Khushboo’s unlike most of the young women in her village in India. She looks people in the eye and speaks confidently to everyone from patients to prominent village leaders.

She’s a strong young woman now, serving those within the very culture that once said she’d never work outside the home.

The best women, it’s believed in Khushboo’s village, enter their husband’s house and don’t leave until they’re carried out at death. No education, no involvement in the broader community, no options.

An unexpected turn

Khushboo’s life, however, took an unexpected turn when she met a local volunteer with SIM ministry partner Chetna, a community health and development group.

In each of its three-year project cycles, Chetna focuses on solving one of the dozens of systemic problems in the villages it serves. At this time, it was teaching young women how to run a mothers and children’s healthcare center.

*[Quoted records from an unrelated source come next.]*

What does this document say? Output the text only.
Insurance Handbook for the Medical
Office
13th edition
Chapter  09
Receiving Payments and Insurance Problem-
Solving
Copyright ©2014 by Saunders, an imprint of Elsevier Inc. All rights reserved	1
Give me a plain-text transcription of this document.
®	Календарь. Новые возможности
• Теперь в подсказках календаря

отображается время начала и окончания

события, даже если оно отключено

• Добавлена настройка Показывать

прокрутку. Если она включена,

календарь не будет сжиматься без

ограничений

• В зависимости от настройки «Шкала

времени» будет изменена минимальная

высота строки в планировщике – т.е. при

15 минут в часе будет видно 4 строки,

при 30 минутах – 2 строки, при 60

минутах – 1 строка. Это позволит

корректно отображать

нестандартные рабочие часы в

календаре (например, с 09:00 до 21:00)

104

Khushboo couldn’t imagine doing anything like that.

But Chetna staff believed in her. They believed God had big plans for her life. And they eventually convinced her to try.

Opportunities abound

Through the center, Khushboo learned how to give prenatal exams, how to determine when a woman needs extra attention at the hospital three hours away, and how to give vaccinations. Chetna staff noticed how quickly she learned.

As her confidence grew, they encouraged her to apply for the position of a village “asha,” a nurse who oversees the basic healthcare needs of people in the village and facilitates hospital visits for serious cases.

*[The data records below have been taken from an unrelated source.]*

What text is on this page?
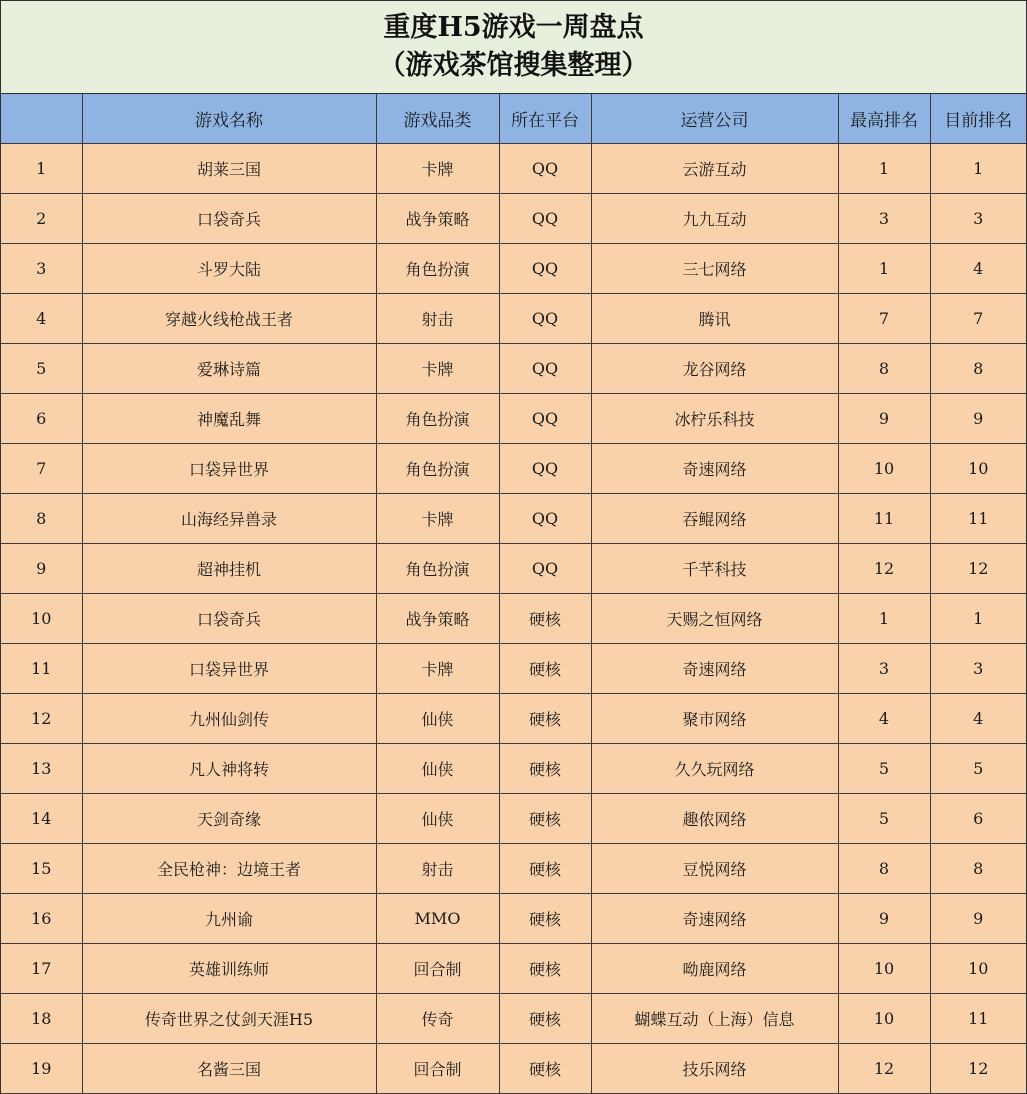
重度H5游戏一周盘点
（游戏茶馆搜集整理）
	游戏名称	游戏品类	所在平台	运营公司	最高排名	目前排名
1	胡莱三国	卡牌	QQ	云游互动	1	1
2	口袋奇兵	战争策略	QQ	九九互动	3	3
3	斗罗大陆	角色扮演	QQ	三七网络	1	4
4	穿越火线枪战王者	射击	QQ	腾讯	7	7
5	爱琳诗篇	卡牌	QQ	龙谷网络	8	8
6	神魔乱舞	角色扮演	QQ	冰柠乐科技	9	9
7	口袋异世界	角色扮演	QQ	奇速网络	10	10
8	山海经异兽录	卡牌	QQ	吞鲲网络	11	11
9	超神挂机	角色扮演	QQ	千芊科技	12	12
10	口袋奇兵	战争策略	硬核	天赐之恒网络	1	1
11	口袋异世界	卡牌	硬核	奇速网络	3	3
12	九州仙剑传	仙侠	硬核	聚市网络	4	4
13	凡人神将转	仙侠	硬核	久久玩网络	5	5
14	天剑奇缘	仙侠	硬核	趣侬网络	5	6
15	全民枪神：边境王者	射击	硬核	豆悦网络	8	8
16	九州谕	MMO	硬核	奇速网络	9	9
17	英雄训练师	回合制	硬核	呦鹿网络	10	10
18	传奇世界之仗剑天涯H5	传奇	硬核	蝴蝶互动（上海）信息	10	11
19	名酱三国	回合制	硬核	技乐网络	12	12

Khushboo didn’t pursue the position at first, but she continued learning and growing in confidence. God was working in her, showing her the truth of her identity as His child, strong and capable of changing lives for the better, for His glory.

After pursuing a good opportunity about 250 miles from home, she soon felt it was important to return and help her own people.

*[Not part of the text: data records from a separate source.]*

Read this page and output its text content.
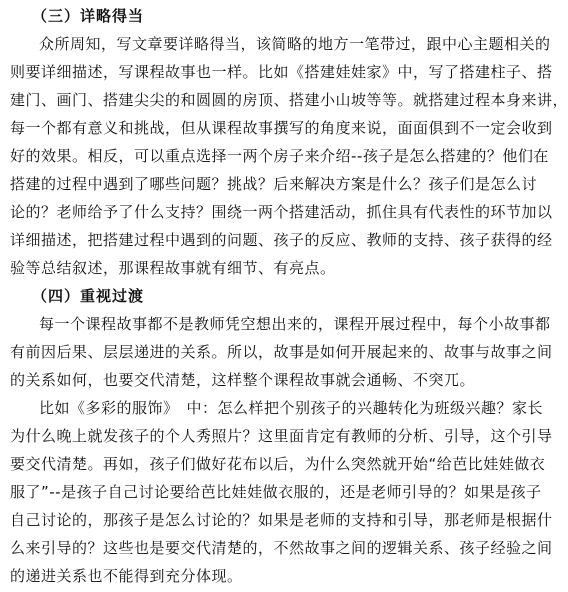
（三）详略得当
众所周知，写文章要详略得当，该简略的地方一笔带过，跟中心主题相关的
则要详细描述，写课程故事也一样。比如《搭建娃娃家》中，写了搭建柱子、搭
建门、画门、搭建尖尖的和圆圆的房顶、搭建小山坡等等。就搭建过程本身来讲，
每一个都有意义和挑战，但从课程故事撰写的角度来说，面面俱到不一定会收到
好的效果。相反，可以重点选择一两个房子来介绍--孩子是怎么搭建的？他们在
搭建的过程中遇到了哪些问题？挑战？后来解决方案是什么？孩子们是怎么讨
论的？老师给予了什么支持？围绕一两个搭建活动，抓住具有代表性的环节加以
详细描述，把搭建过程中遇到的问题、孩子的反应、教师的支持、孩子获得的经
验等总结叙述，那课程故事就有细节、有亮点。
（四）重视过渡
每一个课程故事都不是教师凭空想出来的，课程开展过程中，每个小故事都
有前因后果、层层递进的关系。所以，故事是如何开展起来的、故事与故事之间
的关系如何，也要交代清楚，这样整个课程故事就会通畅、不突兀。
比如《多彩的服饰》　中：怎么样把个别孩子的兴趣转化为班级兴趣？家长
为什么晚上就发孩子的个人秀照片？这里面肯定有教师的分析、引导，这个引导
要交代清楚。再如，孩子们做好花布以后，为什么突然就开始“给芭比娃娃做衣
服了”--是孩子自己讨论要给芭比娃娃做衣服的，还是老师引导的？如果是孩子
自己讨论的，那孩子是怎么讨论的？如果是老师的支持和引导，那老师是根据什
么来引导的？这些也是要交代清楚的，不然故事之间的逻辑关系、孩子经验之间
的递进关系也不能得到充分体现。
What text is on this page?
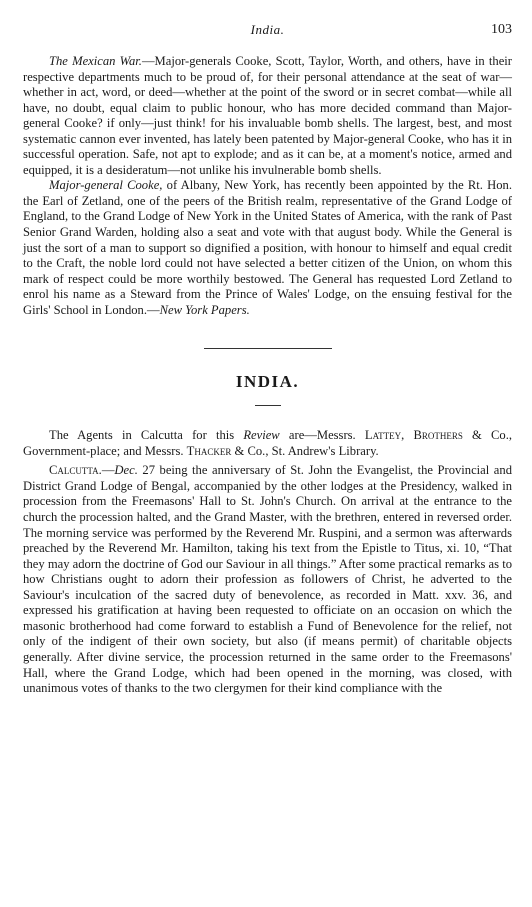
India.	103

The Mexican War.—Major-generals Cooke, Scott, Taylor, Worth, and others, have in their respective departments much to be proud of, for their personal attendance at the seat of war—whether in act, word, or deed—whether at the point of the sword or in secret combat—while all have, no doubt, equal claim to public honour, who has more decided command than Major-general Cooke? if only—just think! for his invaluable bomb shells. The largest, best, and most systematic cannon ever invented, has lately been patented by Major-general Cooke, who has it in successful operation. Safe, not apt to explode; and as it can be, at a moment's notice, armed and equipped, it is a desideratum—not unlike his invulnerable bomb shells.

Major-general Cooke, of Albany, New York, has recently been appointed by the Rt. Hon. the Earl of Zetland, one of the peers of the British realm, representative of the Grand Lodge of England, to the Grand Lodge of New York in the United States of America, with the rank of Past Senior Grand Warden, holding also a seat and vote with that august body. While the General is just the sort of a man to support so dignified a position, with honour to himself and equal credit to the Craft, the noble lord could not have selected a better citizen of the Union, on whom this mark of respect could be more worthily bestowed. The General has requested Lord Zetland to enrol his name as a Steward from the Prince of Wales' Lodge, on the ensuing festival for the Girls' School in London.—New York Papers.

INDIA.

The Agents in Calcutta for this Review are—Messrs. Lattey, Brothers & Co., Government-place; and Messrs. Thacker & Co., St. Andrew's Library.

Calcutta.—Dec. 27 being the anniversary of St. John the Evangelist, the Provincial and District Grand Lodge of Bengal, accompanied by the other lodges at the Presidency, walked in procession from the Freemasons' Hall to St. John's Church. On arrival at the entrance to the church the procession halted, and the Grand Master, with the brethren, entered in reversed order. The morning service was performed by the Reverend Mr. Ruspini, and a sermon was afterwards preached by the Reverend Mr. Hamilton, taking his text from the Epistle to Titus, xi. 10, “That they may adorn the doctrine of God our Saviour in all things.” After some practical remarks as to how Christians ought to adorn their profession as followers of Christ, he adverted to the Saviour's inculcation of the sacred duty of benevolence, as recorded in Matt. xxv. 36, and expressed his gratification at having been requested to officiate on an occasion on which the masonic brotherhood had come forward to establish a Fund of Benevolence for the relief, not only of the indigent of their own society, but also (if means permit) of charitable objects generally. After divine service, the procession returned in the same order to the Freemasons' Hall, where the Grand Lodge, which had been opened in the morning, was closed, with unanimous votes of thanks to the two clergymen for their kind compliance with the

“I want to help my villages here,” she says.

Caring for many people

Khushboo returned to her local area, got married, and now has two small children of her own. She reconnected with Chetna staff, who had begun focusing on helping village committees learn to serve their communities for themselves. Committees, funded by the government, are to include five people specializing in certain health or sanitation needs. One of those positions is the village asha.

This time, Khushboo applied for the job. The Lord swung the door wide open and she got it!

She’s now responsible for three wards—around 2,000 people.

“All my wards have 100 percent vaccination rate,” she says cheerfully. “Hospital births aren’t quite there yet,” she admits. “But I’m working on it.”

The challenge of the job suits Khushboo.

“Until I’ve done something hard, I’m not satisfied with the day.”

A local organization informed Khushboo it has a job waiting for her when her children are older and she can work full-time. She’ll be overseeing maternal and children’s health initiatives for multiple villages.

“I cannot imagine my life today without SIM and Chetna,” Khushboo says, humbled to see how God was orchestrating each step of her journey. “They believed in me and now I get to help mothers and children. It is my great joy!”

Please join us in prayer:

  • Pray for Khushboo and the many women and children she will help through her job as the village asha, and through future opportunities God calls her to.
  • Pray for SIM and Chetna staff members who bring health, healing and the gospel to those in need in India.
  • Pray that God will provide more healthcare workers as the need is great—“The harvest is plentiful, but the workers are few” (Luke 10:2).